8. Reduction in sequencing speed and q-score later into the run

   Observation	Possible cause	Comments and actions
   Reduction in sequencing speed and q-score later into the run	For Kit 9 chemistry (e.g. SQK-LSK109), fast fuel consumption is typically seen when the flow cell is overloaded with library (please see the appropriate protocol for your DNA library to see the recommendation).	Add more fuel to the flow cell by following the instructions in the MinKNOW protocol. In future experiments, load lower amounts of library to the flow cell.

9. Temperature fluctuation

   Observation	Possible cause	Comments and actions
   Temperature fluctuation	The flow cell has lost contact with the device	Check that there is a heat pad covering the metal plate on the back of the flow cell. Re-insert the flow cell and press it down to make sure the connector pins are firmly in contact with the device. If the problem persists, please contact Technical Services.

10. Failed to reach target temperature

    Observation	Possible cause	Comments and actions
    MinKNOW shows "Failed to reach target temperature"	The instrument was placed in a location that is colder than normal room temperature, or a location with poor ventilation (which leads to the flow cells overheating)	MinKNOW has a default timeframe for the flow cell to reach the target temperature. Once the timeframe is exceeded, an error message will appear and the sequencing experiment will continue. However, sequencing at an incorrect temperature may lead to a decrease in throughput and lower q-scores. Please adjust the location of the sequencing device to ensure that it is placed at room temperature with good ventilation, then re-start the process in MinKNOW. Please refer to this FAQ for more information on MinION temperature control.

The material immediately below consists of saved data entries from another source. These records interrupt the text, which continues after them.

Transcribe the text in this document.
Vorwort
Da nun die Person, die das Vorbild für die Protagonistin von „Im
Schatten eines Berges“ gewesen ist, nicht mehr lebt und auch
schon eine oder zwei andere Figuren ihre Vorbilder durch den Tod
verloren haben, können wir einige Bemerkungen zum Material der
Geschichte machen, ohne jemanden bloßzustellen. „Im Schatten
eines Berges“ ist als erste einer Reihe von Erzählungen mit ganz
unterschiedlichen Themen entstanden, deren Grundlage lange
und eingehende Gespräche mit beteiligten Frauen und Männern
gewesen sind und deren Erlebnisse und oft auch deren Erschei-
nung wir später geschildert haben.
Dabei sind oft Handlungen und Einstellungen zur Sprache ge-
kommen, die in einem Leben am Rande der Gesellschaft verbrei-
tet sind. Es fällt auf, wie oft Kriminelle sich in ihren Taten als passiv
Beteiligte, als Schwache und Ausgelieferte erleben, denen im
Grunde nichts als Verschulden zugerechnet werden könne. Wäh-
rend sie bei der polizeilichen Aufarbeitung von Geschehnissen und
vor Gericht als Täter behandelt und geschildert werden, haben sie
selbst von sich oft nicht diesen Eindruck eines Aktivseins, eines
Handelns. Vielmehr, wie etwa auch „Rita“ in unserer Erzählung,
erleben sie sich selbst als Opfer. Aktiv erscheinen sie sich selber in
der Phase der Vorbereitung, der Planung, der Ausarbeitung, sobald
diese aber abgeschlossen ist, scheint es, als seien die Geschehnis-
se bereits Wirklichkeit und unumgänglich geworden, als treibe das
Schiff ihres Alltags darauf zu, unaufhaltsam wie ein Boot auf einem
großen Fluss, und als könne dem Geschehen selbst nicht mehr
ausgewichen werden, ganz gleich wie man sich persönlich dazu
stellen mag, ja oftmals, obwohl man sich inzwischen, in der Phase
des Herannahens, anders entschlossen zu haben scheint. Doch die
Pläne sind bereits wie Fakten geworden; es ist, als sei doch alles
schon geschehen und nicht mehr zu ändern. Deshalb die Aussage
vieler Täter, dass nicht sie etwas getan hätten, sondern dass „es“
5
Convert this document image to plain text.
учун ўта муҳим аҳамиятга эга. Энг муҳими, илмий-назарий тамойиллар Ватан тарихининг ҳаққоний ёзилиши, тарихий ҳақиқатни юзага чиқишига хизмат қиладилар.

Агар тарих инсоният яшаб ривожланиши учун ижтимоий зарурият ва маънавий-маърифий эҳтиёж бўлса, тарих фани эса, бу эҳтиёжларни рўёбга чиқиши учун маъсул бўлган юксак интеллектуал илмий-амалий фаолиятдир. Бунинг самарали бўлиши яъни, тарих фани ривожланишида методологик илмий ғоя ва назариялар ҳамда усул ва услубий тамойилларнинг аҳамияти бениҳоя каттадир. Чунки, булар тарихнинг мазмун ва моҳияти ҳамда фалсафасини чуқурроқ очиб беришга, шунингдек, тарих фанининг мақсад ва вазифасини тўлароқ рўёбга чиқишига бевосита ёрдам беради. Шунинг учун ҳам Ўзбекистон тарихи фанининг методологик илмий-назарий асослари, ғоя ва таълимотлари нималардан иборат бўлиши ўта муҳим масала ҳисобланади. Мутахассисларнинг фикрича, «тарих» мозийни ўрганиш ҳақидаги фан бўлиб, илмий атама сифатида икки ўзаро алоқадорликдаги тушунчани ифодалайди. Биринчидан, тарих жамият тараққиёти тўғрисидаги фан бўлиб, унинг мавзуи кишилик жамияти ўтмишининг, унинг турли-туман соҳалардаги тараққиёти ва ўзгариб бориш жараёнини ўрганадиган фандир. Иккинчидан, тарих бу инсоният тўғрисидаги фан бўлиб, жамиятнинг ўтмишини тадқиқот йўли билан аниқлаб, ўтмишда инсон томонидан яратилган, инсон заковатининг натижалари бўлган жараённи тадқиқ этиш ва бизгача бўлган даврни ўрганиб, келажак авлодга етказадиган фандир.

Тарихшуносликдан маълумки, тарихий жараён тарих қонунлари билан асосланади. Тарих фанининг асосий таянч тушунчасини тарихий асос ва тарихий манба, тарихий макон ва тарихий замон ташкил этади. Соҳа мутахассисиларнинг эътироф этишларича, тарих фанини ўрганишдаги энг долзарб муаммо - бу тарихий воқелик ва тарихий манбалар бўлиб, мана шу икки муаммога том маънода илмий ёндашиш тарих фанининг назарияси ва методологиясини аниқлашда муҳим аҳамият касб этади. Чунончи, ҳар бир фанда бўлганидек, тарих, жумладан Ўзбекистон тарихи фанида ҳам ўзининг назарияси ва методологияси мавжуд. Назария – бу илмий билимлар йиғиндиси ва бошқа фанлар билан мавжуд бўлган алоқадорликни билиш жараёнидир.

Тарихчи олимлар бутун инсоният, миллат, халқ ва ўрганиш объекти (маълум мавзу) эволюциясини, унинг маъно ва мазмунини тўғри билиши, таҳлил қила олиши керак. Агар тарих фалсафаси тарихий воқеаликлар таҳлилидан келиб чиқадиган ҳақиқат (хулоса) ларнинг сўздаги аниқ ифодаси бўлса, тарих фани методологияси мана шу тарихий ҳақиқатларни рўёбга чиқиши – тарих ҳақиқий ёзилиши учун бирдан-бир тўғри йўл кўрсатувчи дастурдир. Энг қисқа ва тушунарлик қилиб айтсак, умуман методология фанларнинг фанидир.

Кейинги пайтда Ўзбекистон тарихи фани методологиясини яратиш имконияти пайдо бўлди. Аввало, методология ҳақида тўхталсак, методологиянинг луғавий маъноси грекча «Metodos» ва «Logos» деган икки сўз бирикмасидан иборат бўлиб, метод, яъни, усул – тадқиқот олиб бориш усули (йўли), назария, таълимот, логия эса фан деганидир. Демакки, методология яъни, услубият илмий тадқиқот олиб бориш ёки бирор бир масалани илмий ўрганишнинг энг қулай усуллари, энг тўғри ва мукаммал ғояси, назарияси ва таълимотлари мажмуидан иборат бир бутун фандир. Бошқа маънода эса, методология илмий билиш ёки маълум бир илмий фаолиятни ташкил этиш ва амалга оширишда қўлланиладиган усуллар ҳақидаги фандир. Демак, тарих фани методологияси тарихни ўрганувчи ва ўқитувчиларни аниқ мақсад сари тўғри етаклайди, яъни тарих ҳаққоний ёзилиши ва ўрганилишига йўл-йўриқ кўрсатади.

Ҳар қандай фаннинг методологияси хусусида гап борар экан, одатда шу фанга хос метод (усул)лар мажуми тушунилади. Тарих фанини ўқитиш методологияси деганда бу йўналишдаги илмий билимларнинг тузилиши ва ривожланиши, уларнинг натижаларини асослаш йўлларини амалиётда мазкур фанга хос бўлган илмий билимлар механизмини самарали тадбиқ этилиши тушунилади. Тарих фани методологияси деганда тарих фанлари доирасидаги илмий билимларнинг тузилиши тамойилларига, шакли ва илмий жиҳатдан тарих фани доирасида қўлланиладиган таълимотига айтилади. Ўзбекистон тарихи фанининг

11. Guppy – no input .fast5 was found or basecalled

    Observation	Possible cause	Comments and actions
    No input .fast5 was found or basecalled	input_path did not point to the .fast5 file location	The --input_path has to be followed by the full file path to the .fast5 files to be basecalled, and the location has to be accessible either locally or remotely through SSH.
    No input .fast5 was found or basecalled	The .fast5 files were in a subfolder at the input_path location	To allow Guppy to look into subfolders, add the --recursive flag to the command

12. Guppy – no Pass or Fail folders were generated after basecalling

    Observation	Possible cause	Comments and actions
    No Pass or Fail folders were generated after basecalling	The --qscore_filtering flag was not included in the command	The --qscore_filtering flag enables filtering of reads into Pass and Fail folders inside the output folder, based on their strand q-score. When performing live basecalling in MinKNOW, a q-score of 7 (corresponding to a basecall accuracy of ~80%) is used to separate reads into Pass and Fail folders.

13. Guppy – unusually slow processing on a GPU computer

    Observation	Possible cause	Comments and actions
    Unusually slow processing on a GPU computer	The --device flag wasn't included in the command	The --device flag specifies a GPU device to use for accelerate basecalling. If not included in the command, GPU will not be used. GPUs are counted from zero. An example is --device cuda:0 cuda:1, when 2 GPUs are specified to use by the Guppy command.